How Feng Shui Make Your Yard into A Good Place to Think

When applied to your yard, feng shui design will introduce its healthy energy into your home as well. p-389__63172.jpg

When incorporating feng shui design into your gardden, even a very small space is adequate. It is great to have a huge space to work with, but do not worry if the area is small since you can always introduce feng shui design.

The same tools you employ to introduce feng shui design into your house can be used in the garden. Your yard's bagua, or energy map, is an extension of your house's bagua, so it is important to figure out your home’s first.

It is also essential to know the five elements in the theory of feng shui and how best to use each one to optimize its energy.

An example of this is that Earth is the feng shui element you should include in the northeast part of your garden because that part of your garden connects to the energy of personal growth and self-cultivation. A Zen garden with some pretty natural rocks is perfect for that spot, as the rocks epitomize the Earth element.

A water element is a suitable add-on to the following feng shui areas: Southeast (money & abundance), East (health & family), and North (career & path in life).

The Importance of Water Elements in Japanese Landscapes

A water element is an important part of any Japanese garden.

The Japanese water fountain is considered symbolic of spiritual and physical purifying, so it is customarily placed in or near the doorways of temples or homes. Since water is supposed to be the focal point of a fountain, you will notice that the designs are kept very simple.

Many people also choose a water fountain that features a bamboo spout. The bamboo spout is positioned over the basin, typically constructed of natural stones, and water trickles out. Even when new, it should be designed to appear as if it has been outdoors for a long time. People want their fountain to look as natural as possible, so they place plants, flowers, and stones around the fountain. Clearly this fountain is much more than merely a pretty add-on.

If you want to get a bit more artistic, try a stone fountain enhanced with live bamboo and other natural elements placed on a bed of gravel.
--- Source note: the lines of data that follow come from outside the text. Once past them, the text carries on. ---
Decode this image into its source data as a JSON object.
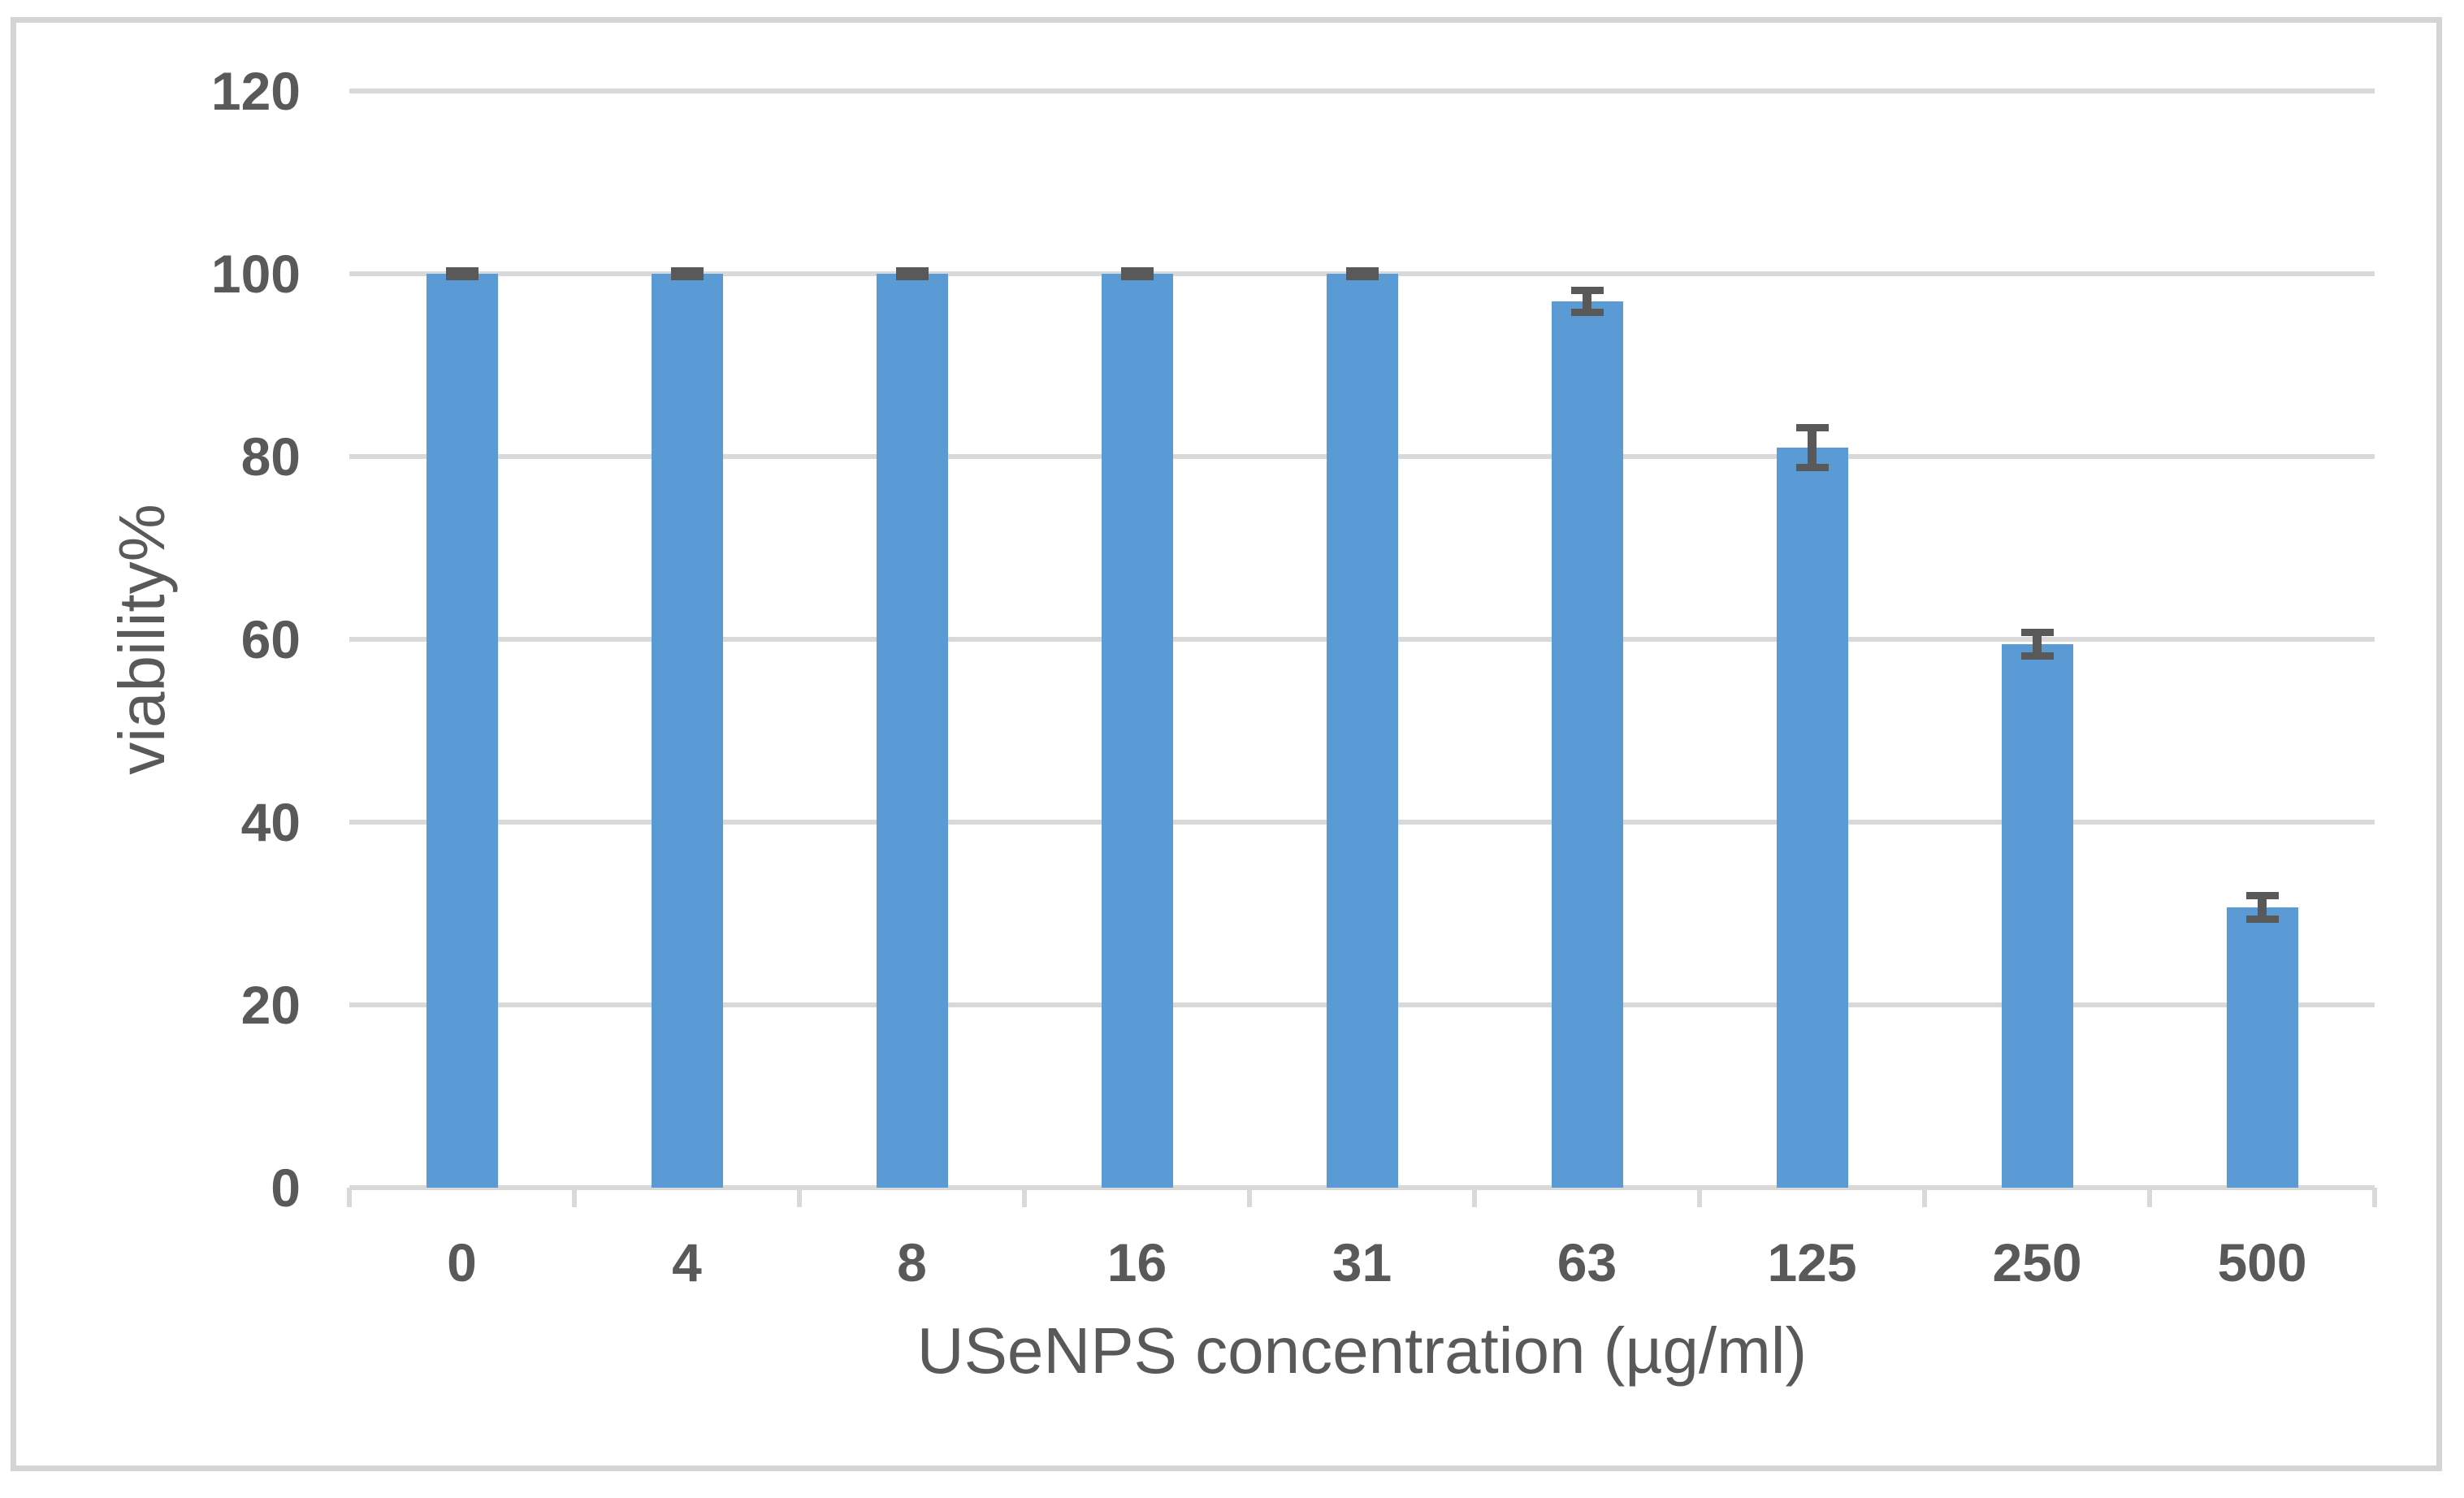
{
  "chart_data": {
    "type": "bar",
    "title": "",
    "categories": [
      "0",
      "4",
      "8",
      "16",
      "31",
      "63",
      "125",
      "250",
      "500"
    ],
    "values": [
      100,
      100,
      100,
      100,
      100,
      97,
      81,
      59.5,
      30.7
    ],
    "errors": [
      0.3,
      0.3,
      0.3,
      0.3,
      0.3,
      1.2,
      2.2,
      1.3,
      1.3
    ],
    "xlabel": "USeNPS concentration (µg/ml)",
    "ylabel": "viability%",
    "ylim": [
      0,
      120
    ],
    "yticks": [
      0,
      20,
      40,
      60,
      80,
      100,
      120
    ],
    "grid": "horizontal-major",
    "legend": "none",
    "colors": {
      "bar": "#5B9BD5",
      "error_bar": "#595959",
      "gridline": "#D9D9D9",
      "axis_text": "#595959",
      "frame_border": "#D4D4D4",
      "background": "#FFFFFF"
    }
  }
}
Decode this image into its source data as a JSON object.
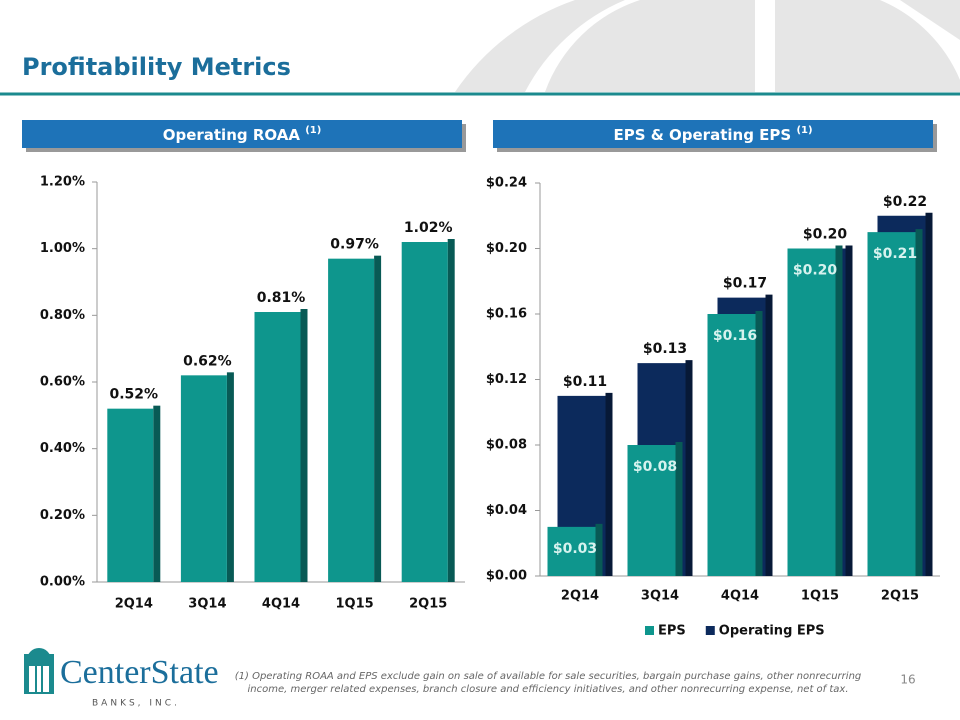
{
  "page": {
    "title": "Profitability Metrics",
    "footnote_line1": "(1) Operating ROAA and EPS exclude gain on sale of available for sale securities, bargain purchase gains, other nonrecurring",
    "footnote_line2": "income, merger related expenses, branch closure and efficiency initiatives, and other nonrecurring expense, net of tax.",
    "page_number": "16",
    "logo_name": "CenterState",
    "logo_sub": "BANKS, INC."
  },
  "chart_data": [
    {
      "type": "bar",
      "title": "Operating ROAA",
      "title_note": "(1)",
      "categories": [
        "2Q14",
        "3Q14",
        "4Q14",
        "1Q15",
        "2Q15"
      ],
      "series": [
        {
          "name": null,
          "color": "#0e968d",
          "values": [
            0.52,
            0.62,
            0.81,
            0.97,
            1.02
          ],
          "value_labels": [
            "0.52%",
            "0.62%",
            "0.81%",
            "0.97%",
            "1.02%"
          ]
        }
      ],
      "ylim": [
        0,
        1.2
      ],
      "yticks": [
        {
          "value": 0,
          "label": "0.00%"
        },
        {
          "value": 0.2,
          "label": "0.20%"
        },
        {
          "value": 0.4,
          "label": "0.40%"
        },
        {
          "value": 0.6,
          "label": "0.60%"
        },
        {
          "value": 0.8,
          "label": "0.80%"
        },
        {
          "value": 1.0,
          "label": "1.00%"
        },
        {
          "value": 1.2,
          "label": "1.20%"
        }
      ],
      "legend": false
    },
    {
      "type": "bar",
      "title": "EPS & Operating EPS",
      "title_note": "(1)",
      "categories": [
        "2Q14",
        "3Q14",
        "4Q14",
        "1Q15",
        "2Q15"
      ],
      "series": [
        {
          "name": "EPS",
          "color": "#0e968d",
          "values": [
            0.03,
            0.08,
            0.16,
            0.2,
            0.21
          ],
          "value_labels": [
            "$0.03",
            "$0.08",
            "$0.16",
            "$0.20",
            "$0.21"
          ]
        },
        {
          "name": "Operating EPS",
          "color": "#0c2a5c",
          "values": [
            0.11,
            0.13,
            0.17,
            0.2,
            0.22
          ],
          "value_labels": [
            "$0.11",
            "$0.13",
            "$0.17",
            "$0.20",
            "$0.22"
          ]
        }
      ],
      "ylim": [
        0,
        0.24
      ],
      "yticks": [
        {
          "value": 0,
          "label": "$0.00"
        },
        {
          "value": 0.04,
          "label": "$0.04"
        },
        {
          "value": 0.08,
          "label": "$0.08"
        },
        {
          "value": 0.12,
          "label": "$0.12"
        },
        {
          "value": 0.16,
          "label": "$0.16"
        },
        {
          "value": 0.2,
          "label": "$0.20"
        },
        {
          "value": 0.24,
          "label": "$0.24"
        }
      ],
      "legend": "bottom"
    }
  ]
}
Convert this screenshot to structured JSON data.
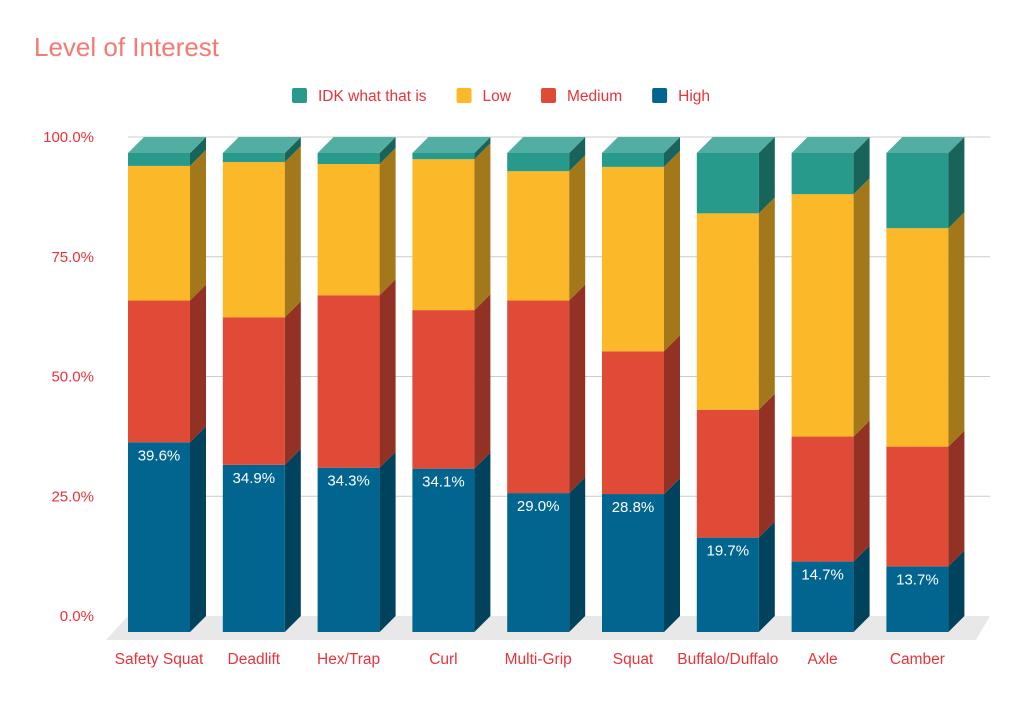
{
  "chart_data": {
    "type": "bar",
    "stacked": true,
    "three_d": true,
    "title": "Level of Interest",
    "xlabel": "",
    "ylabel": "",
    "ylim": [
      0,
      100
    ],
    "yticks": [
      "0.0%",
      "25.0%",
      "50.0%",
      "75.0%",
      "100.0%"
    ],
    "grid": true,
    "legend_position": "top",
    "categories": [
      "Safety Squat",
      "Deadlift",
      "Hex/Trap",
      "Curl",
      "Multi-Grip",
      "Squat",
      "Buffalo/Duffalo",
      "Axle",
      "Camber"
    ],
    "series": [
      {
        "name": "High",
        "color": "#01658f",
        "values": [
          39.6,
          34.9,
          34.3,
          34.1,
          29.0,
          28.8,
          19.7,
          14.7,
          13.7
        ],
        "labels": [
          "39.6%",
          "34.9%",
          "34.3%",
          "34.1%",
          "29.0%",
          "28.8%",
          "19.7%",
          "14.7%",
          "13.7%"
        ]
      },
      {
        "name": "Medium",
        "color": "#e04b37",
        "values": [
          29.6,
          30.8,
          36.0,
          33.1,
          40.2,
          29.8,
          26.7,
          26.1,
          25.0
        ]
      },
      {
        "name": "Low",
        "color": "#fbb829",
        "values": [
          28.1,
          32.4,
          27.4,
          31.5,
          27.0,
          38.5,
          41.0,
          50.6,
          45.6
        ]
      },
      {
        "name": "IDK what that is",
        "color": "#279a8b",
        "values": [
          2.7,
          1.9,
          2.3,
          1.3,
          3.8,
          2.9,
          12.6,
          8.6,
          15.7
        ]
      }
    ],
    "legend_order": [
      "IDK what that is",
      "Low",
      "Medium",
      "High"
    ]
  }
}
In time, as moss slowly covers the rocks, it starts to look even more natural-looking.

More substantial water features can be developed if there is enough open land. Popular water feature extras are a koi pond or any sort of small pool, or even a wandering brook.

Japanese fountains, though, do not really need to have water in them. Many people choose to represent water with sand, gravel, or rocks rather than putting in actual water. The impression of a creek with running water can also be achieved by putting flat stones very closely together.

Fountains And Their Use In Ancient Minoa

During archaeological digs on the island of Crete, various sorts of conduits have been found. They were used for water supply as well as removal of storm water and wastewater. They were for the most part constructed from terracotta or stone. Whenever manufactured from terracotta, they were generally in the format of canals and round or rectangular piping. The cone-like and U-shaped terracotta pipelines that were discovered have not been seen in any other society. Terracotta piping were utilized to distribute water at Knossos Palace, running up to three meters below the floor surfaces. The pipelines also had other uses including amassing water and directing it to a main place for storing. To make this conceivable, the conduits had to be created to handle: Underground Water Transportation: This hidden system for water circulation could possibly have been employed to give water to specified individuals or activities. Quality Water Transportation: Some historians consider that these pipes were chosen to generate a different distribution process for the residence.